Since carving out a high in mid-December following the Trump inspired rally, the CADJPY has dropped 840 pips. We looked at the pair earlier this month, but buyers never managed a close above channel resistance that extends from the February 15th high.
So here we are 100 pips lower still focused on the same channel. But the lower price is a good thing if you’re interested in buying, an idea I’m not entertaining right now. Buyers would need a close above the confluence of resistance at 82.00, which looks highly unlikely at the moment.
Instead, I’m interested in a drop toward 80.55. The level attracted a bid on Wednesday and Friday of last week and could come under fire again shortly.
Before we get to that, let’s discuss something that could affect the viability of a trade here. You have no doubt heard there will be a run-off election in France on May 7th. The first round caused the CADJPY to gap up more than 100 pips due to the yen’s sensitivity to risk.
The upcoming May 7th vote will likely trigger another weekend gap. Which direction is anyone’s guess but I won’t be carrying exposure when it happens. As such, any trade that occurs this week will be given a five-day lifespan before being liquidated.

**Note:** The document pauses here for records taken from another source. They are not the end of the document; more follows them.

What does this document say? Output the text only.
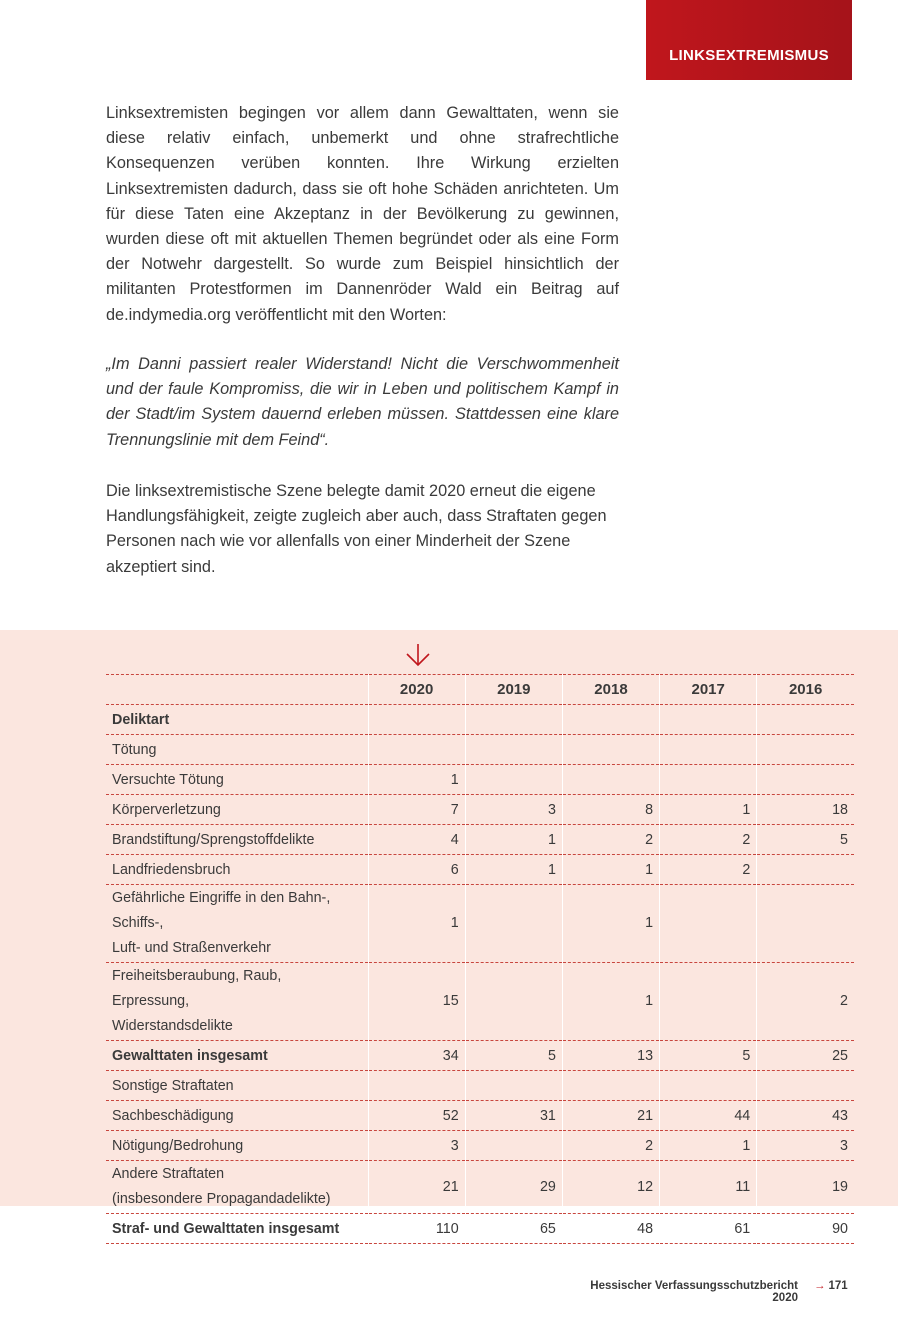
LINKSEXTREMISMUS
Linksextremisten begingen vor allem dann Gewalttaten, wenn sie diese relativ einfach, unbemerkt und ohne strafrechtliche Konsequenzen verüben konnten. Ihre Wirkung erzielten Linksextremisten dadurch, dass sie oft hohe Schäden anrichteten. Um für diese Taten eine Akzeptanz in der Bevölkerung zu gewinnen, wurden diese oft mit aktuellen Themen begründet oder als eine Form der Notwehr dargestellt. So wurde zum Beispiel hinsichtlich der militanten Protestformen im Dannenröder Wald ein Beitrag auf de.indymedia.org veröffentlicht mit den Worten:
„Im Danni passiert realer Widerstand! Nicht die Verschwommenheit und der faule Kompromiss, die wir in Leben und politischem Kampf in der Stadt/im System dauernd erleben müssen. Stattdessen eine klare Trennungslinie mit dem Feind“.
Die linksextremistische Szene belegte damit 2020 erneut die eigene Handlungsfähigkeit, zeigte zugleich aber auch, dass Straftaten gegen Personen nach wie vor allenfalls von einer Minderheit der Szene akzeptiert sind.
	2020	2019	2018	2017	2016
Deliktart					
Tötung					
Versuchte Tötung	1				
Körperverletzung	7	3	8	1	18
Brandstiftung/Sprengstoffdelikte	4	1	2	2	5
Landfriedensbruch	6	1	1	2	
Gefährliche Eingriffe in den Bahn-, Schiffs-,
Luft- und Straßenverkehr	1		1		
Freiheitsberaubung, Raub, Erpressung,
Widerstandsdelikte	15		1		2
Gewalttaten insgesamt	34	5	13	5	25
Sonstige Straftaten					
Sachbeschädigung	52	31	21	44	43
Nötigung/Bedrohung	3		2	1	3
Andere Straftaten
(insbesondere Propagandadelikte)	21	29	12	11	19
Straf- und Gewalttaten insgesamt	110	65	48	61	90
Hessischer Verfassungsschutzbericht 2020
→ 171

If sellers take out the 81.50/60 area on a 4-hour closing basis, there’s a good chance we’ll see a move back toward the 80.50 area and perhaps 80.20. See the smaller ascending trend line below to find out why I’m favoring 81.50/60.
I’m on the sideline for now, and if we do get a favorable opportunity, I’ll be out of the position by May 5th at the latest. Keep in mind that Canada reports GDP this Friday at 8:30 am EST.